We calculated the mean and coefficient of variation (CV) of the log2 transformed median centered sARM for each gene within the CIN 3, CIN 0 and CIN 1/CIN 0 groups. We used the CV in expression of each gene as a measure of homogeneity. For each gene we calculated the difference between the CV of the CIN 3 group minus that of the other groups and plotted these values in descending order to visualize discrepancies in the variation of genes expression between the classes.
To identify expression differences between the two groups we used the following three different microarray-adapted statistical software packages:
(1) BRB Array Tools 3.2 http://linus.nci.nih.gov/BRB-ArrayTools: Log2 transformed sARM values were normalized over the median of each array and subjected to a two-sample T-test with a random variance model and 1000 permutations. We considered the top 20 genes with the lowest univariate parametric p-values as differentially expressed. Multivariate permutation tests were applied to estimate the proportion of false discoveries in the discovery list. The indicated genes were assigned to gene ontology (GO) categories. Additionally, all GO categories that included at least 5 genes represented on the microarray were analyzed to identify biological themes overrepresented in genes differentially expressed. A GO category was selected if its corresponding LS or KS permutation p-value was below the threshold of 0.005 [14].
(2) Significant analysis of microarrays (SAM) 1.21 http://www-stat.stanford.edu/~tibs/SAM/: sARM values were log2 transformed and centered to the median of each array. Normalized data were analyzed in an unpaired, two-class model with gene specific t-tests and 200 permutations to estimate false discovery rate (FDR) from multiple testing. Genes were scored based on change in expression relative to the standard deviation of the repeated measurements in order to identify those with differential expression [15].

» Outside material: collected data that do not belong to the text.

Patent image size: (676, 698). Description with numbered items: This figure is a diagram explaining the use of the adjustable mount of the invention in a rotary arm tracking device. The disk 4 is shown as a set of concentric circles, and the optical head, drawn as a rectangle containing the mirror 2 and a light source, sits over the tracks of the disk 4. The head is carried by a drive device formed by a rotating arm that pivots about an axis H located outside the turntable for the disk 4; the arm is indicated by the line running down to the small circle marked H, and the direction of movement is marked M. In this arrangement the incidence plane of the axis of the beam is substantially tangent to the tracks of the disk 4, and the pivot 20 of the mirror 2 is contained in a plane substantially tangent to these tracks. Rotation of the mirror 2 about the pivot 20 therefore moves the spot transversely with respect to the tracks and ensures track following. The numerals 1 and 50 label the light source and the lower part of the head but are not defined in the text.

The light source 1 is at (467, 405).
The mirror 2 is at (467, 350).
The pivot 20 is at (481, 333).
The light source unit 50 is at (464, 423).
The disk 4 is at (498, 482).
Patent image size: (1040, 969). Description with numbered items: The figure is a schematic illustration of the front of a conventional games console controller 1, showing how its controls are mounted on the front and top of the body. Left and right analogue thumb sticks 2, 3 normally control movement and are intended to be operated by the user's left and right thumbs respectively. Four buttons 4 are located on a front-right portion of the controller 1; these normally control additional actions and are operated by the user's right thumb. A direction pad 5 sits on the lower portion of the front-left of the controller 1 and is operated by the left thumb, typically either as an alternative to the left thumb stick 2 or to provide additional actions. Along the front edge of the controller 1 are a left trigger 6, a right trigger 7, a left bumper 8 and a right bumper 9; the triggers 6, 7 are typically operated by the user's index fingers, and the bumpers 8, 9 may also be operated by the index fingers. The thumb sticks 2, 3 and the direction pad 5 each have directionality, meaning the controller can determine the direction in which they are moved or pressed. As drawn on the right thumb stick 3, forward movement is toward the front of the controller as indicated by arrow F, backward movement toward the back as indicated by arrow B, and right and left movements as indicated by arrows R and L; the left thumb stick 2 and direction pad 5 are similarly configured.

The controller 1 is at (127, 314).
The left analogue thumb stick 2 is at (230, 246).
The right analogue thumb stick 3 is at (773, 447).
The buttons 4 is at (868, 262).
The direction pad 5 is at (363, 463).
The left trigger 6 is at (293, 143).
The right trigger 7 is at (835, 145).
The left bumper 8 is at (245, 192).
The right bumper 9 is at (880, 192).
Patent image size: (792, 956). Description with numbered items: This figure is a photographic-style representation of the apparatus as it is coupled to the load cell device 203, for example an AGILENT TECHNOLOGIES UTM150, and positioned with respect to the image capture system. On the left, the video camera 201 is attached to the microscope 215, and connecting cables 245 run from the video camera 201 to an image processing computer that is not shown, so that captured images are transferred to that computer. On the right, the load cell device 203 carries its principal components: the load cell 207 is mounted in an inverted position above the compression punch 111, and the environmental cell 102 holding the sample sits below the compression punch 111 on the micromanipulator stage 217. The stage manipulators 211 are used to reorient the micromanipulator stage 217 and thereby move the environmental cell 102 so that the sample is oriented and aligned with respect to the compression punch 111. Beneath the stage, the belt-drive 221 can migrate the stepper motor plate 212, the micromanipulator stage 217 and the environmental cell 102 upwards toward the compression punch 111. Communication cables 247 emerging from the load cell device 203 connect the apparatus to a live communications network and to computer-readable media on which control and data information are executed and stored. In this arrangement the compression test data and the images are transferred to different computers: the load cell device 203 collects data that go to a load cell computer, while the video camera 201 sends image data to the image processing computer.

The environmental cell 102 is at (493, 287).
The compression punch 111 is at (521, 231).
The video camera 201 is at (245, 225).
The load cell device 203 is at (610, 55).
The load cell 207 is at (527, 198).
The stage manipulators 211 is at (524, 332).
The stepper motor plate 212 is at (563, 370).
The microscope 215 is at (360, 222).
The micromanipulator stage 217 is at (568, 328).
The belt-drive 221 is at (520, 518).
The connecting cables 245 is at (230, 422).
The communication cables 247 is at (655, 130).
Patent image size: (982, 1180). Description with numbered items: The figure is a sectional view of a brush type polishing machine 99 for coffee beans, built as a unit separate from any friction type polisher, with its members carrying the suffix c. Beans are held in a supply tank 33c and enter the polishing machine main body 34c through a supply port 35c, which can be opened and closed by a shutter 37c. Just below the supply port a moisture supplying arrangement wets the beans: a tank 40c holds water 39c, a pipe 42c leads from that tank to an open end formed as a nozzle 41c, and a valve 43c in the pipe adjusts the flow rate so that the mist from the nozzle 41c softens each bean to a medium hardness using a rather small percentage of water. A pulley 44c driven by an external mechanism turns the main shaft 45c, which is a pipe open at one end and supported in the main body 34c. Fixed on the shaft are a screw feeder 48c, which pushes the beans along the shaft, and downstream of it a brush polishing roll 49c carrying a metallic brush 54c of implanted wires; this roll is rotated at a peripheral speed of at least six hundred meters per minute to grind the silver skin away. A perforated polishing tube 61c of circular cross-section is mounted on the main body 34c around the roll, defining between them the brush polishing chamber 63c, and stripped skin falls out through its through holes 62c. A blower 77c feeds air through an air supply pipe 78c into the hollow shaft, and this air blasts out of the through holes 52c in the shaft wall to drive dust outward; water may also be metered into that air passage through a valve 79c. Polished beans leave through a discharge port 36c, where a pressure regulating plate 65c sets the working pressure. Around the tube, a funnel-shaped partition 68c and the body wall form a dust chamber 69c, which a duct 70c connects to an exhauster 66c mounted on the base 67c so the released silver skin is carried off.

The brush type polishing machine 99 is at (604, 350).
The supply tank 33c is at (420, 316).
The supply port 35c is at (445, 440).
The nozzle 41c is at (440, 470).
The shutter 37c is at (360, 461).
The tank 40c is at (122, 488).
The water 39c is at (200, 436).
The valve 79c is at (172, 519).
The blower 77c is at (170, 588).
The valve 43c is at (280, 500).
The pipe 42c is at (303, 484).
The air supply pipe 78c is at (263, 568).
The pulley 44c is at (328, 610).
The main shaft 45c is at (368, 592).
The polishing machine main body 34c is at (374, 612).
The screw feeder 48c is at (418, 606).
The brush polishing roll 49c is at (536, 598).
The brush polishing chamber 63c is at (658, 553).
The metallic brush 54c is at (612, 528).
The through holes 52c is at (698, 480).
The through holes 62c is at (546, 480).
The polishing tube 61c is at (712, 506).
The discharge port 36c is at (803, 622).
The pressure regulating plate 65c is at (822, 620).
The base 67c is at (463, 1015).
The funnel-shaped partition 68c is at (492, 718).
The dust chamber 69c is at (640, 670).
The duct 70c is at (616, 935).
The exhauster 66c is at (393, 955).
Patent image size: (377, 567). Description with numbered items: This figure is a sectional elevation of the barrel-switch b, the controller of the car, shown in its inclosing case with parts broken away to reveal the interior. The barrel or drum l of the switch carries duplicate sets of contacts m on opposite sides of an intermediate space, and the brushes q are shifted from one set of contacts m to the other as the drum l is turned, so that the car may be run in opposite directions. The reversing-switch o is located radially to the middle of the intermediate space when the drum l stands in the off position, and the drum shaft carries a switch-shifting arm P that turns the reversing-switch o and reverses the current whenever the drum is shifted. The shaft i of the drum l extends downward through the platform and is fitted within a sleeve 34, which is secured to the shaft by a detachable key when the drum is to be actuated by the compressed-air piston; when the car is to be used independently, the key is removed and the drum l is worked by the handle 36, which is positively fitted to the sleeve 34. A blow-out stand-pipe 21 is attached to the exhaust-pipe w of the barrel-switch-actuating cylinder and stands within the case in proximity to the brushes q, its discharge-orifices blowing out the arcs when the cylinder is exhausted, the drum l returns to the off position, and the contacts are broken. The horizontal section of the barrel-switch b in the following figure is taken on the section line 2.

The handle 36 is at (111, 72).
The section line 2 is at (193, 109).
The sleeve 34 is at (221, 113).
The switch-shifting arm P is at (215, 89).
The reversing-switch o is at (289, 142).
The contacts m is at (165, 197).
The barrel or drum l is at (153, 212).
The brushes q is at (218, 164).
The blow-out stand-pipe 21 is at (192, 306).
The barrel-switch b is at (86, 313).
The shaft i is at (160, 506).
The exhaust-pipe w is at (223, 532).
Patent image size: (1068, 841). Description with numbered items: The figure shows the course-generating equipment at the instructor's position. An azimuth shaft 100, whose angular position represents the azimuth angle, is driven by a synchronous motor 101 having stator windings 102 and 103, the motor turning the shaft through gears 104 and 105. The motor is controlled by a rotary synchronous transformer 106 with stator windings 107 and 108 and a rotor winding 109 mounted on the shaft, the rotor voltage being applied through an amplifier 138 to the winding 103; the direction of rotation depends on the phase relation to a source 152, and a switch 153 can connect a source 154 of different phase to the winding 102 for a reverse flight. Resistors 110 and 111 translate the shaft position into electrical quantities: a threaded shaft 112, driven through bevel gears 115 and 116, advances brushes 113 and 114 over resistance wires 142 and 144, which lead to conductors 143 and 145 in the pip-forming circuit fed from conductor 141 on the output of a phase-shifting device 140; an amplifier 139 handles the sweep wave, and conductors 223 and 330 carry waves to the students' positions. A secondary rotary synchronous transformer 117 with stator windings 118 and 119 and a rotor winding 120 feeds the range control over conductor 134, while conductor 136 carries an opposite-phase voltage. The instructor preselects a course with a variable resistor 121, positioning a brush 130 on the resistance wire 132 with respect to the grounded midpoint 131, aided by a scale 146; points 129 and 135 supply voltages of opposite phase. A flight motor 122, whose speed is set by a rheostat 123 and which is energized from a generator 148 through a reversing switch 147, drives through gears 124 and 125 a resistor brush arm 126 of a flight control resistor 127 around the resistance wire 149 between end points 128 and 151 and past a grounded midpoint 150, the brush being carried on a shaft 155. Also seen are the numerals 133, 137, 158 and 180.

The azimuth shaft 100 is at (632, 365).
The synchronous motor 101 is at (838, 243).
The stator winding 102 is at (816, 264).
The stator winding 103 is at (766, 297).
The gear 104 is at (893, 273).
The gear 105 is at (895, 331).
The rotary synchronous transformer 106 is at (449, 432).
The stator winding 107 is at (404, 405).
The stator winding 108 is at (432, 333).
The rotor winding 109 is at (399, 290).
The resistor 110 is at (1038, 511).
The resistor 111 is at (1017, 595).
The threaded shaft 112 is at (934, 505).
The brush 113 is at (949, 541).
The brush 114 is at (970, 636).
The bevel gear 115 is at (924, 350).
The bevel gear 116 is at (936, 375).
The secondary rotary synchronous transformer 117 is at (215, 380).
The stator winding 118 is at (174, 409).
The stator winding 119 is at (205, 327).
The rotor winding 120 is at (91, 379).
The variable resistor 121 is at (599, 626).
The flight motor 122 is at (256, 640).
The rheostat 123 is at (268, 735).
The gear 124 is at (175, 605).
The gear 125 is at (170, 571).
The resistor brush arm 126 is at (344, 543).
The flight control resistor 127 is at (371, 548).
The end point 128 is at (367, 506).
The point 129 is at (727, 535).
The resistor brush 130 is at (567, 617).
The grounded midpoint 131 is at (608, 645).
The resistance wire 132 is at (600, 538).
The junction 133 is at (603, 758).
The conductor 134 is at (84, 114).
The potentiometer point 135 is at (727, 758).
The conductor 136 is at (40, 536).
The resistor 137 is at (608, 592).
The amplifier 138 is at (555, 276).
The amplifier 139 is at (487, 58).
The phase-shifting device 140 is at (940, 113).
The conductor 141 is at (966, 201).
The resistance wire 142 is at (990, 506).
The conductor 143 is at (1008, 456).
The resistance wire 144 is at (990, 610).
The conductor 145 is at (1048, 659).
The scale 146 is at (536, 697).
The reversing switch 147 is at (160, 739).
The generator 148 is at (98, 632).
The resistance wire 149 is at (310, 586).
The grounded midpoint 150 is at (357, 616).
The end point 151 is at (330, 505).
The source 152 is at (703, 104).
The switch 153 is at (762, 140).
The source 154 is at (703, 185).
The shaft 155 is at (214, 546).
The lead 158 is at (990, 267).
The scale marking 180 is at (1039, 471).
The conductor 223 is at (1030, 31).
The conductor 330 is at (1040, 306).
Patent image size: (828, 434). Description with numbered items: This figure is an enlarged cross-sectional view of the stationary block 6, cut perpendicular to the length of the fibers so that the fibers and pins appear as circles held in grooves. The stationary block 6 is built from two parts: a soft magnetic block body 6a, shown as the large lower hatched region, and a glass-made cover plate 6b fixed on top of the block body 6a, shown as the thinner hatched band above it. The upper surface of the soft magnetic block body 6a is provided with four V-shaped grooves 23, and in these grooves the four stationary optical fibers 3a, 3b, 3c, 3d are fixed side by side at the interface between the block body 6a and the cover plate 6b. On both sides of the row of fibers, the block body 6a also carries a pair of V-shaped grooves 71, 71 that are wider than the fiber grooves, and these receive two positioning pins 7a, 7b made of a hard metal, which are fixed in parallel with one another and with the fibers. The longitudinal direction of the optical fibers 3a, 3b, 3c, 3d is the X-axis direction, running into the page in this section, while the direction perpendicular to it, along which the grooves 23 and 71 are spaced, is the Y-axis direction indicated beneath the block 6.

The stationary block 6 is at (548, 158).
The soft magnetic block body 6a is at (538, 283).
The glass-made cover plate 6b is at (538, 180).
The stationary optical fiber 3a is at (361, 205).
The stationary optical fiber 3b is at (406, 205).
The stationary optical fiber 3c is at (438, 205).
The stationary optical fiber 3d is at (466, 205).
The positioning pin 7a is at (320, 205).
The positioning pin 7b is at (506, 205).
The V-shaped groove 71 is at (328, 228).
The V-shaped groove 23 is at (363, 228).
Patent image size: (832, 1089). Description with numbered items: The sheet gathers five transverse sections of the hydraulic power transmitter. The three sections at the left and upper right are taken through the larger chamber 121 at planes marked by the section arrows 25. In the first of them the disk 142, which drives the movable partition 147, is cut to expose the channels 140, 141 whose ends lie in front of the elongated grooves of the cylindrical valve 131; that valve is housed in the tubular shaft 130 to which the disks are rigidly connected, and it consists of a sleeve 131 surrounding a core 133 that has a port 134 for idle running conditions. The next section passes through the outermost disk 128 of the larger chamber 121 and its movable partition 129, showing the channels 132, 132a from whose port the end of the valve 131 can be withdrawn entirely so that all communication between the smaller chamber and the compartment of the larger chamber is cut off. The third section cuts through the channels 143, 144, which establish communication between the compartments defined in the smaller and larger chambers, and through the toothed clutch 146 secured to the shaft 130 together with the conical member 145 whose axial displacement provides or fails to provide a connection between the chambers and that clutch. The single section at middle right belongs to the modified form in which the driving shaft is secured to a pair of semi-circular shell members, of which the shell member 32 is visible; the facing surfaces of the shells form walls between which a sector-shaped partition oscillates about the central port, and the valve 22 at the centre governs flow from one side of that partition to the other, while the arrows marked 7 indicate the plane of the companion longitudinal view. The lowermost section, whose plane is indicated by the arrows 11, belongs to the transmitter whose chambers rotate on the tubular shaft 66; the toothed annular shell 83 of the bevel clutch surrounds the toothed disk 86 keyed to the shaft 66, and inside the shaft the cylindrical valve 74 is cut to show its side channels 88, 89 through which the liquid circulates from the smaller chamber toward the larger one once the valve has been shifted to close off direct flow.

(3) Focus 5.1 http://microarray.genetics.ucla.edu/focus/: Raw sARM data were normalized to a modified Z-transformation and tested for the hypothesis, gene expression in CIN3 samples is upregulated over controls. The applied contrast coefficient of 1.0 scored genes directly according to the average intensity difference between the two classes [16]. Genes agreeing best with the hypothesized pattern change were trimmed to a list of 20 with the highest interest scores and at least a 2-fold change.